Submitted to: North American Benthological Society Bulletin
Publication Type: Proceedings
Publication Acceptance Date: 4/1/2006
Publication Date: 6/1/2006
Citation: Smith, D.R., Warnemuende, E.A., Gillespie, R., Huang, C. 2006. Anthropogenic Contaminants in the Drinking Water Supply for Fort Wayne, Indiana, USA. Bulletin of the North American Benthological Society Bulletin. 23(1):308-309. Interpretive Summary: The St. Joseph River is the drinking water supply to the 200,000 residents of Ft. Wayne, Indiana. Approximately 281,000 ha of land drains into the St. Joseph river, with approximately 79% of this land being agricultural. Recent studies have shown high levels of atrazine in tap water from Ft. Wayne. The USDA along with collaborators are conducting a study to evaluate the sources of pesticides, nutrients and other contaminants in this drinking water source. In addition to atrazine, nitrates have been found to exceed drinking water standards in tributaries to the St. Joseph River. Glyphosate, commonly referred to as Roundup, is being used by some farmers in the watershed to replace atrazine. From the research data collected, glyphosate concentrations in surface waters collected from the tributaries to the St. Joseph River have not exceeded the drinking water standards. The impact of this research will be to assist in the national evaluation of best management practices to reduce drinking water contamination.

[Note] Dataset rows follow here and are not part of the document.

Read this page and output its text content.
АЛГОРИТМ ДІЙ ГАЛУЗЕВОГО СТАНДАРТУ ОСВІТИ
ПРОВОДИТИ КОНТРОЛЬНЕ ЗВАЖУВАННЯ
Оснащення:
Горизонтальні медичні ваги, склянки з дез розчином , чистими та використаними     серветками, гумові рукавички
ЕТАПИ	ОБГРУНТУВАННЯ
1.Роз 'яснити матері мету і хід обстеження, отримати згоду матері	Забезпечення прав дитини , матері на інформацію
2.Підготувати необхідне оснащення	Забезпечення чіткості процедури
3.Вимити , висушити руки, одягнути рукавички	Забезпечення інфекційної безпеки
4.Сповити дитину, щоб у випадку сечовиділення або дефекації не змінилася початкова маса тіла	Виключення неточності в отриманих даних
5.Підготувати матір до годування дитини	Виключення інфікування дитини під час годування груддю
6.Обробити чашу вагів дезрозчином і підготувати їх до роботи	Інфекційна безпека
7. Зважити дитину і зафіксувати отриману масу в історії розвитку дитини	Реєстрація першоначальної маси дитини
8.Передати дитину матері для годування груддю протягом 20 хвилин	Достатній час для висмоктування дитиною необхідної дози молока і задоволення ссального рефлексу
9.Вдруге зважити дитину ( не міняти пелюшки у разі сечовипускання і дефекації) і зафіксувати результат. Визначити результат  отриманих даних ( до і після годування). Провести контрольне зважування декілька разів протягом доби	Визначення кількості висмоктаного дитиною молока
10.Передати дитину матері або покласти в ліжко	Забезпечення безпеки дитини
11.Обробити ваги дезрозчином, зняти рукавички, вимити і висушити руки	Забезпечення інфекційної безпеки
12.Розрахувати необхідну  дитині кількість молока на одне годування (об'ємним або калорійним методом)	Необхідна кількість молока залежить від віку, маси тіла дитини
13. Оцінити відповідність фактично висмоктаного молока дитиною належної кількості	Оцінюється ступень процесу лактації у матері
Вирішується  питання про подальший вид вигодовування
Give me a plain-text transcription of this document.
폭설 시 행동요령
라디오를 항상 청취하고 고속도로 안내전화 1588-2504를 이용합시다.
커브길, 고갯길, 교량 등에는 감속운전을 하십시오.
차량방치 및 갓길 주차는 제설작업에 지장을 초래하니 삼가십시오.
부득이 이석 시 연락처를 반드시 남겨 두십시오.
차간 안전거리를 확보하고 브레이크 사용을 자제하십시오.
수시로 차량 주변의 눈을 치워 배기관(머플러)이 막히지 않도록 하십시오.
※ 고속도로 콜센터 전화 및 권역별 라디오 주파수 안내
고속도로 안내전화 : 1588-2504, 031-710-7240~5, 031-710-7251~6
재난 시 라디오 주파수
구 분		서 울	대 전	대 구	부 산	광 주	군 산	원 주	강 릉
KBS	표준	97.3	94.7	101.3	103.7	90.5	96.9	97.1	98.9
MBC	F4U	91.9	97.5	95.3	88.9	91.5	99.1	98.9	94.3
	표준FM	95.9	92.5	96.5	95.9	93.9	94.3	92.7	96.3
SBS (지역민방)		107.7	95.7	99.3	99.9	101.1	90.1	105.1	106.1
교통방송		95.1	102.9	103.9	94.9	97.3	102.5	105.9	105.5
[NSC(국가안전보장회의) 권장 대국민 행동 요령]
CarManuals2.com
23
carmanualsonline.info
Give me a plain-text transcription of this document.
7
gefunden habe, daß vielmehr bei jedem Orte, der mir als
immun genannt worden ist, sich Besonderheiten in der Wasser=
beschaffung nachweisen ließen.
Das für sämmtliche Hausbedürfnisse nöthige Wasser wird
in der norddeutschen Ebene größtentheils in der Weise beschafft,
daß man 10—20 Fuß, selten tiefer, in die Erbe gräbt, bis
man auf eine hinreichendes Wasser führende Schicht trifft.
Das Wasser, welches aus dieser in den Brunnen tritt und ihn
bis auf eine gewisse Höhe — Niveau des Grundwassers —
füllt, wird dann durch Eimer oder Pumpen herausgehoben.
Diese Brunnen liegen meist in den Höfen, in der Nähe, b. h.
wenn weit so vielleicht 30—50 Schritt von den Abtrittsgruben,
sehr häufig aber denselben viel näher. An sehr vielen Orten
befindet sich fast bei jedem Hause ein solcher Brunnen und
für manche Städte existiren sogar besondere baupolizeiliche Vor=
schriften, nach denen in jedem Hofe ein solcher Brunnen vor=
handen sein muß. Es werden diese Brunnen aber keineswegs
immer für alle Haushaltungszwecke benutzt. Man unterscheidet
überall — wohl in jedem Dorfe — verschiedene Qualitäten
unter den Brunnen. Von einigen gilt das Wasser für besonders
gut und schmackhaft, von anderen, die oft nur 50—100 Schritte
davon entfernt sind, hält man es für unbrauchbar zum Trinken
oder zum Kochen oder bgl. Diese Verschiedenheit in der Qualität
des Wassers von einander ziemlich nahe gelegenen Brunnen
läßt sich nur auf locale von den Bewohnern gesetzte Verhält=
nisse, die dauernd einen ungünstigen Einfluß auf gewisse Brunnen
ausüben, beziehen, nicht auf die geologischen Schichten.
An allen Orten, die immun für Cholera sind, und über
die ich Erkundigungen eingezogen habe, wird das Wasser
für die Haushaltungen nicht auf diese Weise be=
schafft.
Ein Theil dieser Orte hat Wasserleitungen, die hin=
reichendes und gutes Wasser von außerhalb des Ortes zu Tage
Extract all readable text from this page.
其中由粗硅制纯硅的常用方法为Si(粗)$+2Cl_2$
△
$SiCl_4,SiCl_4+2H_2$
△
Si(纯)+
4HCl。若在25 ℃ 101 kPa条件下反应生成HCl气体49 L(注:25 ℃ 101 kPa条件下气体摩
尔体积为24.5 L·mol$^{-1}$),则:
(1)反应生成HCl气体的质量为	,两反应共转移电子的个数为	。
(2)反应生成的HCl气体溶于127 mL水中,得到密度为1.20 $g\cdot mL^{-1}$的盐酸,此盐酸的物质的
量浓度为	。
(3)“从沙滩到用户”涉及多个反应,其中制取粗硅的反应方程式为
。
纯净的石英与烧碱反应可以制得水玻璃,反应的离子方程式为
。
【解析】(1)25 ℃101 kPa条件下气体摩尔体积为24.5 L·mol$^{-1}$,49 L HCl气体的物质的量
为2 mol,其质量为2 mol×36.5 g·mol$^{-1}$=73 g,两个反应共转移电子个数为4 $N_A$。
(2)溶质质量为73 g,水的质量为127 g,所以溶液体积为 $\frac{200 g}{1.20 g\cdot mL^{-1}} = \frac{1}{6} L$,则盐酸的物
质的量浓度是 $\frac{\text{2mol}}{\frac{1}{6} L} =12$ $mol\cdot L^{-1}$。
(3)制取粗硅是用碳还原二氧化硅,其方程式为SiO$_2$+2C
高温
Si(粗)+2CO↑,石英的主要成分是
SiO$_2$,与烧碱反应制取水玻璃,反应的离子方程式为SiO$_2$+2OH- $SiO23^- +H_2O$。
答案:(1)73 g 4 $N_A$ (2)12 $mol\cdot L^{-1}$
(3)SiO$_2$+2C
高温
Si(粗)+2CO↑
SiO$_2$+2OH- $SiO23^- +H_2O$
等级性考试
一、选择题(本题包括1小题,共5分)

Technical Abstract: The St. Joseph River serves as the drinking water supply to more than 200,000 residents in Ft. Wayne, Indiana and surrounding communities. With a catchment area of 281,000 ha, landuse in the basin is 79% agricultural, and high levels of triazines have been observed in tap water. Currently, tributaries to the St. Joseph River are being investigated to determine the sources of anthropogenic contaminants, and the effectiveness of agricultural conservation practices. Three tile-fed agricultural drainage ditches are being monitored during the growing season for discharge, and nutrient and pesticide concentrations. During storm events, nitrate concentrations in all three ditches have been observed to be greater than the 10 mg/L maximum concentration limit (MCL), and dissolved phosphorus concentrations have been observed to be as great as 6 mg/L. Atrazine concentrations have been observed to be greater than 30 ug/L during spring storm events, which is an order of magnitude greater than the 3 ug/L MCL. Glyphosate concentrations have been much lower than the MCL for drinking water. Ecological data, including quantification of fish species, are currently being collected. Results from this study will aid a national effort to quantify the impacts of agricultural conservation practices on water quality.